Its misguided creators were Casey Affleck (co-writer and -producer, supporting actor, main cinematographer and lead editor) and his brother-in-law Joaquin Phoenix (co-writer and -producer and lead role), who spent almost two years of Phoenix's life pretending that he'd retired from film acting and was going to be a hip-hop artist. A handful of pals joined their charade, some acknowledging their participation (Sean 'P.Diddy' Combs, as his new career's manager and glam-rocker Englishman Antony Langdon from the Superhog band as his resident assistant), some not confirming they were fully in on the act (David Letterman).

One of the movie's ironies is the fact that Phoenix had really (reportedly) sung, more than adequately, during his Golden Globe-winning role as Johnny Cash in Walk The Line (which earned him a 2006 Best Actor Oscar nomination to display alongside his Best Supporting Actor nomination in 2001 for Gladiator). In his mockumentary role, he's hopeless as a rapper or stage presence, and he must have known it during the many months of getting fat and hirsute and turning out for fake performances, interviews and public appearances.

All concerned defended themselves by claiming that they'd set out to illustrate how easy it is to get public recognition in an era of instant celebrity, scripted "reality" TV shows and hyped talent competitions. That makes up a big target, one deserving a piercing documentary or a satirical send-up a la This Is Spinal Tap. The target is woefully missed because Phoenix seems to have genuinely over-estimated his popularity, sex appeal and musical abilities.

Affleck and he also misjudged public tolerance for full frontal male nudity and excretory jokes that were presumably designed to add levels of entertainment usually welcomed by Jackass audiences. They filmed their rehearsed version of crude reality, creating really crude cinema.

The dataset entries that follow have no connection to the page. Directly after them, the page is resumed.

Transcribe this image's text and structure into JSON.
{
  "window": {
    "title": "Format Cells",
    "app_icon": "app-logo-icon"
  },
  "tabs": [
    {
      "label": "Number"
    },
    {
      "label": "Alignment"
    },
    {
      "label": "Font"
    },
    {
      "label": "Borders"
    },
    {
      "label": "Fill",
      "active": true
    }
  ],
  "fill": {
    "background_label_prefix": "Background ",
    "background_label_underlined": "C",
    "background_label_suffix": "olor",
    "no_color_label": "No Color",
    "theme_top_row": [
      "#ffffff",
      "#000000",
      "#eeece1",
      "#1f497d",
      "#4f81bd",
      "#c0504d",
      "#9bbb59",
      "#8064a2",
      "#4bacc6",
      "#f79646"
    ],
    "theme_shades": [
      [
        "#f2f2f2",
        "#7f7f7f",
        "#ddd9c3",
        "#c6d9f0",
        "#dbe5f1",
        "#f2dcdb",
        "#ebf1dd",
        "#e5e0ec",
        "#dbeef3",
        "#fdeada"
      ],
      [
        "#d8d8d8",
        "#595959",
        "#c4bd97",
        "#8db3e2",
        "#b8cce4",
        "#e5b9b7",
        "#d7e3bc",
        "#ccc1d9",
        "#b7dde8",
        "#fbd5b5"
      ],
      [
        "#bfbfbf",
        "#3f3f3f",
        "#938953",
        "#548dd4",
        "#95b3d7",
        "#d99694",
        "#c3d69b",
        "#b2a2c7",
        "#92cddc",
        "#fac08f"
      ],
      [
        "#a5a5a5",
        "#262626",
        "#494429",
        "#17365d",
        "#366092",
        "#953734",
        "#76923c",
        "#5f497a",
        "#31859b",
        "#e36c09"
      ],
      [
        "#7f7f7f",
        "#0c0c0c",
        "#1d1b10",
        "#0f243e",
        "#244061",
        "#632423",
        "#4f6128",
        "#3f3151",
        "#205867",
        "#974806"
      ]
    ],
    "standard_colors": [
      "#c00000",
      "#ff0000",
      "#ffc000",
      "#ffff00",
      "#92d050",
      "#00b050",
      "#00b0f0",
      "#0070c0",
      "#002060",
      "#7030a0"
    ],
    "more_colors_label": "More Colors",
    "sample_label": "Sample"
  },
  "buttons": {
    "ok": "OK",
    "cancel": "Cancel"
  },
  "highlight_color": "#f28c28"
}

The final irony may be Phoenix's success in ending his movie career. The maudlin mess of Two Lovers has proved to be, as he'd announced in 2008, his "last" film. He's not lined up for any future movie role, and it's unlikely he'd be welcomed back in Hollywood. Not so much because of what he said and did, but because his supposed self-examination bombed at the box office, grossing only half a million dollars in the USA.